Terraforce comes out tops at the 2004 CMA Awards
At the gala banquet ceremony for the bi-annual CMA Awards for Excellence, held at the Theatre on the Track, Kyalami, Gauteng on October 9, Terraforce once again dominated in the segmented concrete retaining block category, taking home all six awards allocated to this genre.
Out of 13 submissions in the retaining wall elements category, eight were from Terraforce and four of these won all the awards allocated to the category, firmly cementing Terraforce’s position as a market leader in this field. Mr. Holger Rust, owner and director of Terraforce, is adamant in passing his thanks on to those who have helped him to build up a successful and thriving business over the past years:
“our success is largely due to a well-oiled team effort and we thank our licensees and recommended contractors for their creative and dedicated input and continued support.”

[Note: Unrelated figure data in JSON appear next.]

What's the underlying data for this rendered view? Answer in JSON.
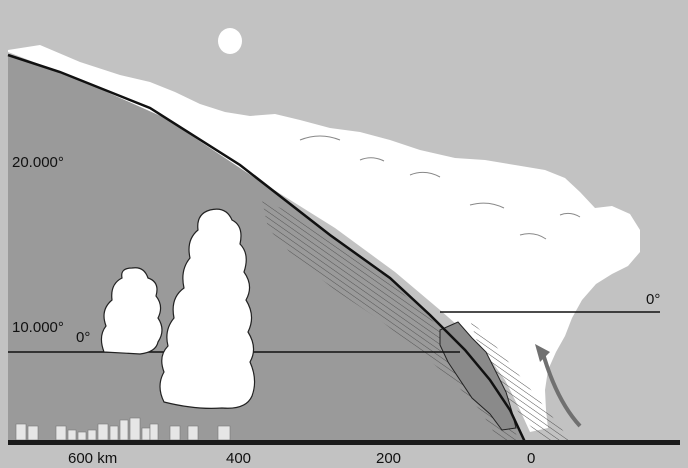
{
  "labels": {
    "alt_high": "20.000°",
    "alt_low": "10.000°",
    "iso_left": "0°",
    "iso_right": "0°"
  },
  "axis": {
    "ticks": [
      "600 km",
      "400",
      "200",
      "0"
    ]
  },
  "colors": {
    "sky": "#c2c2c2",
    "cold_air_mass": "#9a9a9a",
    "cloud": "#ffffff",
    "ground": "#1a1a1a",
    "arrow": "#707070"
  }
}
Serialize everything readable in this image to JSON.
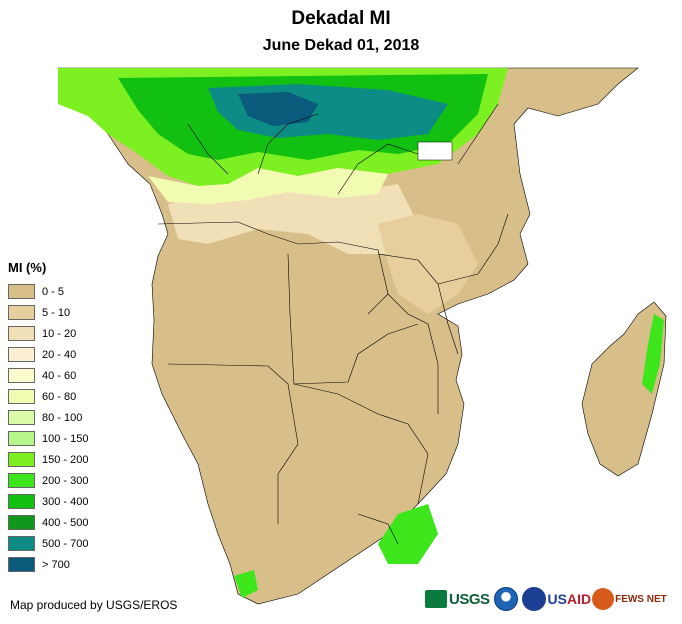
{
  "header": {
    "title": "Dekadal MI",
    "subtitle": "June Dekad 01, 2018"
  },
  "legend": {
    "title": "MI (%)",
    "items": [
      {
        "label": "0 - 5",
        "color": "#d8bf8a"
      },
      {
        "label": "5 - 10",
        "color": "#e6cf9c"
      },
      {
        "label": "10 - 20",
        "color": "#f1dfb8"
      },
      {
        "label": "20 - 40",
        "color": "#faefd2"
      },
      {
        "label": "40 - 60",
        "color": "#fdfcce"
      },
      {
        "label": "60 - 80",
        "color": "#f1fcb2"
      },
      {
        "label": "80 - 100",
        "color": "#dafca8"
      },
      {
        "label": "100 - 150",
        "color": "#b6f68a"
      },
      {
        "label": "150 - 200",
        "color": "#7df022"
      },
      {
        "label": "200 - 300",
        "color": "#3ce61a"
      },
      {
        "label": "300 - 400",
        "color": "#12c012"
      },
      {
        "label": "400 - 500",
        "color": "#10981e"
      },
      {
        "label": "500 - 700",
        "color": "#0c8c84"
      },
      {
        "label": "> 700",
        "color": "#0a5a7c"
      }
    ]
  },
  "footer": {
    "credit": "Map produced by USGS/EROS",
    "logos": {
      "usgs": "USGS",
      "usaid_us": "US",
      "usaid_aid": "AID",
      "fews": "FEWS NET"
    }
  }
}
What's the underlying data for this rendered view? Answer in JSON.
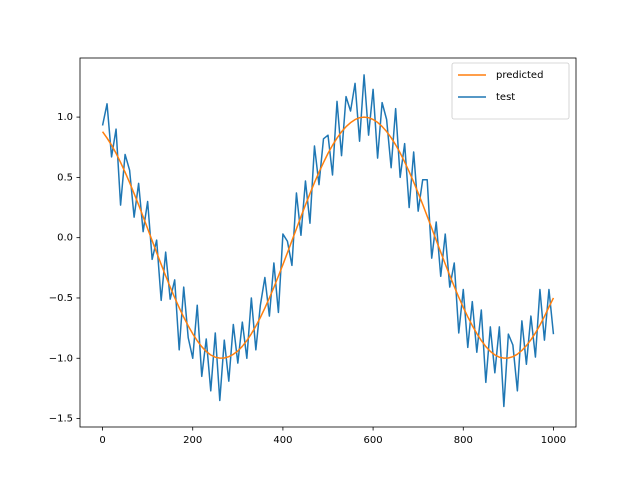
{
  "chart_data": {
    "type": "line",
    "x": [
      0,
      10,
      20,
      30,
      40,
      50,
      60,
      70,
      80,
      90,
      100,
      110,
      120,
      130,
      140,
      150,
      160,
      170,
      180,
      190,
      200,
      210,
      220,
      230,
      240,
      250,
      260,
      270,
      280,
      290,
      300,
      310,
      320,
      330,
      340,
      350,
      360,
      370,
      380,
      390,
      400,
      410,
      420,
      430,
      440,
      450,
      460,
      470,
      480,
      490,
      500,
      510,
      520,
      530,
      540,
      550,
      560,
      570,
      580,
      590,
      600,
      610,
      620,
      630,
      640,
      650,
      660,
      670,
      680,
      690,
      700,
      710,
      720,
      730,
      740,
      750,
      760,
      770,
      780,
      790,
      800,
      810,
      820,
      830,
      840,
      850,
      860,
      870,
      880,
      890,
      900,
      910,
      920,
      930,
      940,
      950,
      960,
      970,
      980,
      990,
      1000
    ],
    "series": [
      {
        "name": "predicted",
        "color": "#ff7f0e",
        "values": [
          0.879,
          0.826,
          0.767,
          0.7,
          0.624,
          0.543,
          0.457,
          0.366,
          0.272,
          0.174,
          0.075,
          -0.025,
          -0.124,
          -0.221,
          -0.317,
          -0.409,
          -0.497,
          -0.581,
          -0.659,
          -0.731,
          -0.797,
          -0.855,
          -0.904,
          -0.944,
          -0.973,
          -0.991,
          -0.999,
          -0.998,
          -0.987,
          -0.967,
          -0.94,
          -0.901,
          -0.853,
          -0.797,
          -0.733,
          -0.662,
          -0.584,
          -0.5,
          -0.412,
          -0.319,
          -0.223,
          -0.125,
          -0.025,
          0.074,
          0.174,
          0.271,
          0.366,
          0.457,
          0.542,
          0.623,
          0.699,
          0.766,
          0.826,
          0.878,
          0.92,
          0.954,
          0.979,
          0.995,
          1.0,
          0.995,
          0.98,
          0.956,
          0.922,
          0.88,
          0.829,
          0.77,
          0.703,
          0.628,
          0.547,
          0.461,
          0.37,
          0.276,
          0.178,
          0.079,
          -0.021,
          -0.12,
          -0.218,
          -0.313,
          -0.405,
          -0.494,
          -0.578,
          -0.656,
          -0.729,
          -0.795,
          -0.853,
          -0.903,
          -0.943,
          -0.972,
          -0.991,
          -0.999,
          -0.998,
          -0.987,
          -0.966,
          -0.935,
          -0.895,
          -0.847,
          -0.79,
          -0.725,
          -0.653,
          -0.575,
          -0.5
        ]
      },
      {
        "name": "test",
        "color": "#1f77b4",
        "values": [
          0.93,
          1.11,
          0.67,
          0.9,
          0.27,
          0.69,
          0.56,
          0.17,
          0.45,
          0.05,
          0.3,
          -0.18,
          -0.02,
          -0.52,
          -0.12,
          -0.51,
          -0.35,
          -0.93,
          -0.41,
          -0.83,
          -1.0,
          -0.56,
          -1.15,
          -0.84,
          -1.27,
          -0.79,
          -1.35,
          -0.85,
          -1.19,
          -0.72,
          -1.04,
          -0.7,
          -1.0,
          -0.5,
          -0.93,
          -0.56,
          -0.33,
          -0.65,
          -0.21,
          -0.62,
          0.03,
          -0.03,
          -0.23,
          0.37,
          0.02,
          0.47,
          0.12,
          0.76,
          0.44,
          0.82,
          0.85,
          0.52,
          1.13,
          0.68,
          1.17,
          1.05,
          1.28,
          0.8,
          1.35,
          0.85,
          1.23,
          0.66,
          1.12,
          0.98,
          0.58,
          1.07,
          0.5,
          0.78,
          0.25,
          0.71,
          0.22,
          0.48,
          0.48,
          -0.17,
          0.13,
          -0.32,
          0.03,
          -0.41,
          -0.21,
          -0.79,
          -0.43,
          -0.91,
          -0.53,
          -0.95,
          -0.6,
          -1.2,
          -0.74,
          -1.12,
          -0.74,
          -1.4,
          -0.8,
          -0.89,
          -1.27,
          -0.69,
          -1.05,
          -0.65,
          -0.99,
          -0.43,
          -0.85,
          -0.43,
          -0.8
        ]
      }
    ],
    "xlim": [
      -50,
      1050
    ],
    "xticks": [
      0,
      200,
      400,
      600,
      800,
      1000
    ],
    "ylim": [
      -1.57,
      1.49
    ],
    "yticks": [
      {
        "value": -1.5,
        "label": "−1.5"
      },
      {
        "value": -1.0,
        "label": "−1.0"
      },
      {
        "value": -0.5,
        "label": "−0.5"
      },
      {
        "value": 0.0,
        "label": "0.0"
      },
      0.5,
      {
        "value": 1.0,
        "label": "1.0"
      }
    ],
    "legend": "upper right"
  }
}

Two national CMA awards – only conferred if the judges feel the entries meet the standards worthy of such an award – were presented to projects utilising Terraforce blocks, of which the most striking is a large installation on the Dimension Data Campus in Gauteng. Here 38 000 L18 blocks with a rock-face finish were used to create a terraced application to accommodate spectator seating and vertical walls.
Judges commented on the “good engineering and overgrowth, as well as good variety and combination of materials that blend in well with the architecture.”
The other national award went to a Terraforce retaining wall – installed by Decorton – that impressed for its creative use of L11 and 4×4 blocks to provide a solution for a difficult architectural task: providing level space for a tennis court, swimming pool, forecourt and garden space around this new residence on a steeply sloping site.
The end product revealed an aesthetically pleasing, superbly planted and functional retaining wall that impressed the judges with its “good integration of design elements and levels, as well as use of different blocks and excellent plant coverage.”
The award-winning project in the vintage category showcases a retaining wall around the Liesbeek Trail – built ten years ago – which is now completely invisible to the naked eye. The environment looks untouched, erosion has been curbed and visitors can enjoy the natural beauty of the surrounding once more.